Swensen Building, 6th & Main Newton Daily Republican 24 July 1887.

By 1902, Collins was working for the Santa Fe Railroad on  bridges and buildings. In his work Collins oversaw building projects for the Santa Fe Railroad including the Santa Fe hospital in LaJunta, Co, the Arcade Building in Newton, and the crossing gates and watch tower at Florence, Ks.

Santa Fe Depot and Arcade Hotel, Newton, Ks, ca. 1899.

In 1906, Collins was promoted to “building inspector on the eastern grand division. . . well deserved . . . for no more faithful or efficient employee can be found among the big army of Santa Fe employees.”

Robert Collins was active in the community and he served as councilman for the Third Ward, Newton, for several years. He was involved in several community organizations including the  Masons. Collins retired in 1908 from his work with the Santa Fe.  He died 5 May 1909.

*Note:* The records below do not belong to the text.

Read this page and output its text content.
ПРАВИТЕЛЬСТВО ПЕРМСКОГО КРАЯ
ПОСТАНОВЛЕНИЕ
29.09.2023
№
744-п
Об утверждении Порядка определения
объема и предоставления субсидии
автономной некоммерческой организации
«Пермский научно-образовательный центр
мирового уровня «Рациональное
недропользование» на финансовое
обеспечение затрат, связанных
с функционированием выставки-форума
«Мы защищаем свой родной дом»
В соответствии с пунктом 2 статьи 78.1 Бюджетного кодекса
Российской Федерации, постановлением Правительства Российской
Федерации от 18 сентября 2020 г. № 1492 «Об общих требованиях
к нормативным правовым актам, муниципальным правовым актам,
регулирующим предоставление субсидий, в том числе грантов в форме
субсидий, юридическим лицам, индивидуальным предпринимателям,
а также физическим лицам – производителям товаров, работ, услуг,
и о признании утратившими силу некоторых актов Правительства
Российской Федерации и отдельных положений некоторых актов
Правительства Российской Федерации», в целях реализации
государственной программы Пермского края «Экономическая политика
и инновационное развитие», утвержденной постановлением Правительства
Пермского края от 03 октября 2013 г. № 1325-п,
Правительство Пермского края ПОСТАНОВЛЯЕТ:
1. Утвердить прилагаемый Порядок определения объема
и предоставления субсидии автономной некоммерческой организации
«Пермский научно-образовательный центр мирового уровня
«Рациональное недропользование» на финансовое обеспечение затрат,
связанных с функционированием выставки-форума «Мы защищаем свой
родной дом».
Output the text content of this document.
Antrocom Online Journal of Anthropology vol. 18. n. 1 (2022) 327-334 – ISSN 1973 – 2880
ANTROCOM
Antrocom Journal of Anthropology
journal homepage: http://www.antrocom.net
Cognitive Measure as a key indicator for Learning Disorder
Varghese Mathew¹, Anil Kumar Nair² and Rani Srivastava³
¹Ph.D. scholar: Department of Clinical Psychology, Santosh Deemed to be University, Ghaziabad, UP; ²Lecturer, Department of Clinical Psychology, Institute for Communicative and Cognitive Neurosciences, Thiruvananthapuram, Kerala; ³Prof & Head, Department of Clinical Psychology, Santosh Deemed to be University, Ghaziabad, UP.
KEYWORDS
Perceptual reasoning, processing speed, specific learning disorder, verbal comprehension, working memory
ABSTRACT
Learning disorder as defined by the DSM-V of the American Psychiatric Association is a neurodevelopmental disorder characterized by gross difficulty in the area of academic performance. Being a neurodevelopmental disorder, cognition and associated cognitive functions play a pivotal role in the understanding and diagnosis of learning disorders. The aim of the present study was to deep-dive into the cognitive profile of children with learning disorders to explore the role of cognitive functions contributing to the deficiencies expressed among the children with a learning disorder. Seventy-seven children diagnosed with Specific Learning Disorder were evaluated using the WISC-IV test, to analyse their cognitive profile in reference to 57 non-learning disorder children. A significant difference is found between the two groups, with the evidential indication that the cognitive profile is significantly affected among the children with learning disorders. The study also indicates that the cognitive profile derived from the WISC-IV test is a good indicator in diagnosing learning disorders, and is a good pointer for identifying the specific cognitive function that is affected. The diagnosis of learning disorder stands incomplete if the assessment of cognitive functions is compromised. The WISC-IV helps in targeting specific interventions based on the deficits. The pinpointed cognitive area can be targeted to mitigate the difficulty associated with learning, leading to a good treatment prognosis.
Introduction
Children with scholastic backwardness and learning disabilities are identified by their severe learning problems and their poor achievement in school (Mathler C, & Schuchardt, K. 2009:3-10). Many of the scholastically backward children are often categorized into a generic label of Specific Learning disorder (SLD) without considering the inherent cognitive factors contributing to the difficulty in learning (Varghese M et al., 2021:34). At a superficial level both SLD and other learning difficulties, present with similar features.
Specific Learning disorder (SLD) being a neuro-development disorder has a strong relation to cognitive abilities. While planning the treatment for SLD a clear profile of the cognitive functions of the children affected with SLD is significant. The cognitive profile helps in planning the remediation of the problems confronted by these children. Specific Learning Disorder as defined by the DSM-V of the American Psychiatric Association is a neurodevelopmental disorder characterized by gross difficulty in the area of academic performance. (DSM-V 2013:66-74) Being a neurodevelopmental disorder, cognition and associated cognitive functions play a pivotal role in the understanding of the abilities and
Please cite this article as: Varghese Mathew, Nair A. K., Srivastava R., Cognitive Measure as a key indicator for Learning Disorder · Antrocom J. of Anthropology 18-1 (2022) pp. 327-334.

  • Edgar Collins (1852-1930)

    • Newton Daily Republican: 3 August 1886,  16 February 1887, 16 June 1887, 22 June 1887, 23 June 1887, 15 July 1887, 4 March 1891, 18 February 1893, 20 February 1893.
    • Evening Kansan Republican: 20 October 1930.
    • Newton City Directories: 1885, 1887, 1902, 1905.
    • Old Settler’s Card File, HCHM Archives.
  • Robert Collins (1842-1909)

    • Newton Daily Republican: 26 May 1887, 24 July 1887, 7 August 1887.
    • Evening Kansan Republican: 12 September 1899, 4 April 1902, 24 August 1906, 5 May 1909, 6 May 1909.
    • Newton City Directories: 1885, 1887, 1902, 1905.
    • Old Settler’s Card File, HCHM Archives.
    • Wittenberg, Eric J. Rush’s Lancers:  The Sixth Pennsylvania Calvary in the Civil War,  Appendix, Westholme Publishing, 2007.

Both men were buried in Greenwood Cemetery, Newton, Kansas.